05. Remotely Connecting to Your Instance

Make a note of the "IPv4 Public IP" address (in the format of “X.X.X.X”) on the EC2 Dashboard.

  • Go to your terminal
  • Navigate to the location where you stored your .pem file
    • For example, if you put your .pem file on your Desktop, cd ~/Desktop/ will move you to the correct directory.
  • Type ssh -i YourKeyName.pem [email protected]
    • X.X.X.X is the IPv4 Public IP found in AWS.
    • YourKeyName.pem is the name of your .pem file

Notes: If you see a "bad permissions" or "permission denied" error message regarding your PEM file, try executing chmod 400 path/to/YourKeyName.pem, then run the ssh command again.

Create and Edit Jupyter Config File

Next you'll need to configure your jupyter notebook settings.

  • In your instance, in order to create a config file for your jupyter notebook settings, type in:
    • jupyter notebook --generate-config
  • Change the ip address config setting for notebooks (this is just a fancy one-line command to perform an exact string match replacement; you could do the same thing manually using vi/vim/nano/etc.):
    • sed -ie "s/#c.NotebookApp.ip = 'localhost'/#c.NotebookApp.ip = '*'/g" ~/.jupyter/jupyter_notebook_config.py

Custom packages

The last step is to install a few packages with pip.

All students should run:

sudo python3 -m pip install tensorflow-gpu==1.1 udacity-pa tqdm

Students planning to complete the VUI concentration should additionally run:

sudo apt-get install libav-tools
sudo python3 -m pip install python_speech_features librosa soundfile

With that done, you're logged into your instance and ready to run the projects! You can run any of the projects in this instance. To make sure everything works, you can test it by running a sample project.

Test the Instance

Make sure everything is working properly by verifying that the instance can run a TensorFlow notebook.

On the EC2 instance
  • Clone the deep learning applications module notebooks
    • git clone https://github.com/udacity/aind2-dl.git
  • Enter the repo directory
    • cd aind2-dl
  • Run the notebook
    • jupyter notebook --ip=0.0.0.0 --no-browser
From your local machine
  • You will need the token generated by your jupyter notebook to access it. On your instance terminal, there will be the following line:
    Copy/paste this URL into your browser when you connect for the first time, to login with a token:. Copy everything starting with the :8888/?token=.
  • Access the Jupyter notebook index from your web browser by visiting: X.X.X.X:8888/?token=... (where X.X.X.X is the IP address of your EC2 instance and everything starting with :8888/?token= is what you just copied)
  • Click on the "IMDB_in_Keras_Solutions.ipynb" link to launch the solution notebook
  • Run each cell in the notebook

NOTE: Windows users may prefer connecting via the GUI utility PuTTY, by following these instructions.

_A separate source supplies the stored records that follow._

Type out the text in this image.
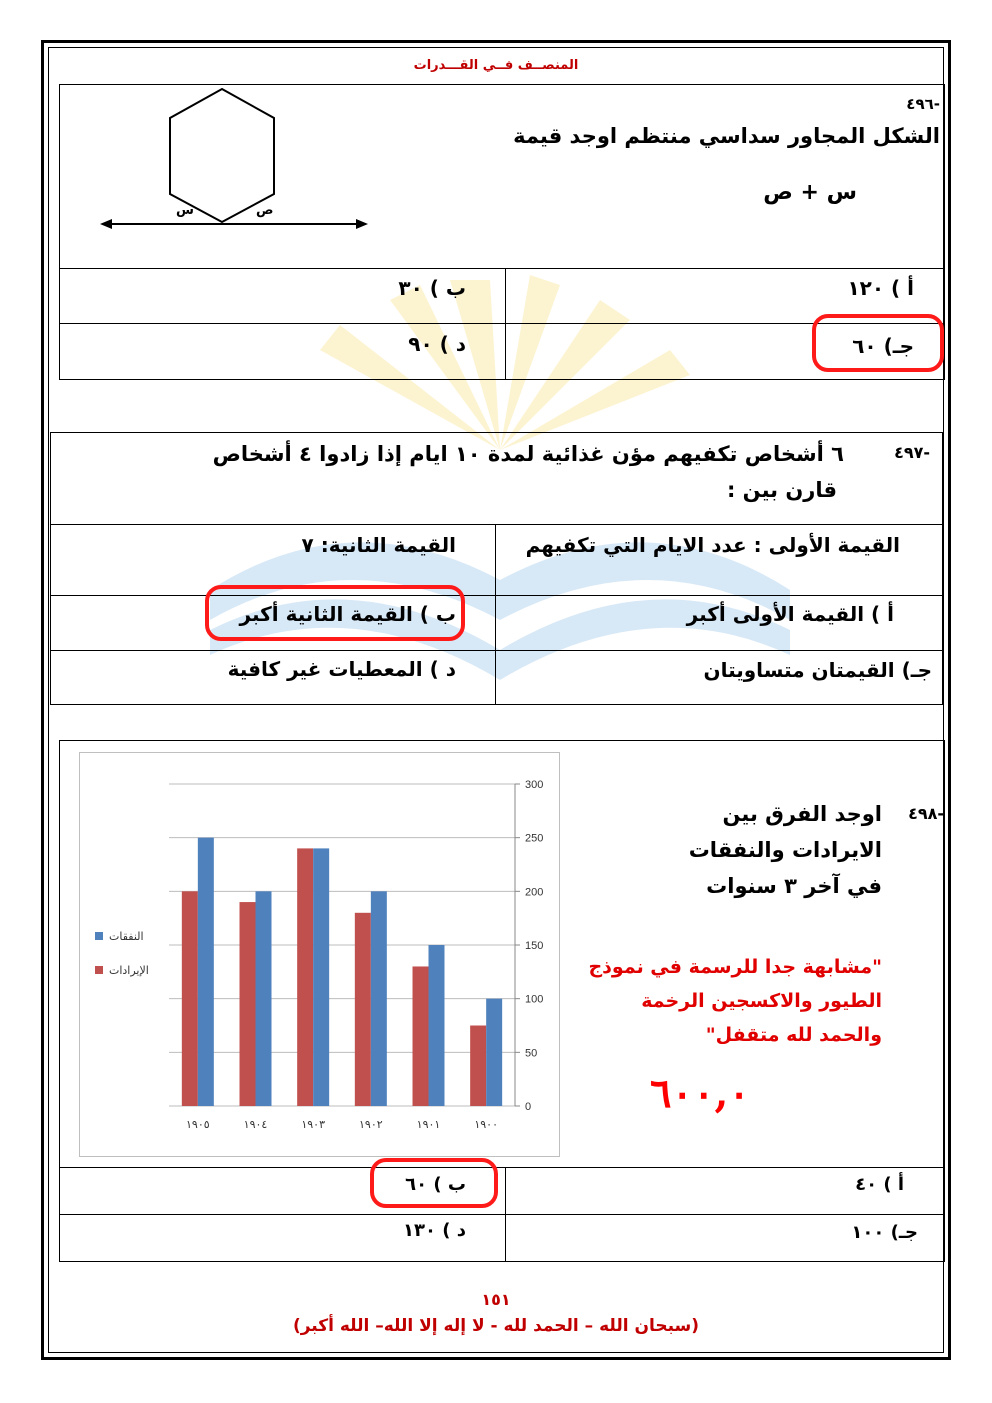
المنصــف فــي القـــدرات
-٤٩٦
الشكل المجاور سداسي منتظم اوجد قيمة
س + ص
س	ص
أ ) ١٢٠
ب ) ٣٠
جـ) ٦٠
د ) ٩٠
-٤٩٧
٦ أشخاص تكفيهم مؤن غذائية لمدة ١٠ ايام إذا زادوا ٤ أشخاص
قارن بين :
القيمة الأولى : عدد الايام التي تكفيهم
القيمة الثانية: ٧
أ ) القيمة الأولى أكبر
ب ) القيمة الثانية أكبر
جـ) القيمتان متساويتان
د ) المعطيات غير كافية
-٤٩٨
اوجد الفرق بين
الايرادات والنفقات
في آخر ٣ سنوات
"مشابهة جدا للرسمة في نموذج
الطيور والاكسجين الرخمة
والحمد لله متقفل"
٦٠٠,٠
0
50
100
150
200
250
300
١٩٠٥	١٩٠٤	١٩٠٣	١٩٠٢	١٩٠١	١٩٠٠
النفقات
الإيرادات
أ ) ٤٠
ب ) ٦٠
جـ) ١٠٠
د ) ١٣٠
١٥١
(سبحان الله – الحمد لله - لا إله إلا الله– الله أكبر)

You're all setup to run all your code on a AWS instance! Once you're done using this instance, stop the instance so you don't run out of credits.

Final Notes

An EC2 AMI instance is an isolated system that already includes all of the libraries required for AIND projects, so you will not need to use the conda environment & package manager, and you can skip the associated section in the project instructions.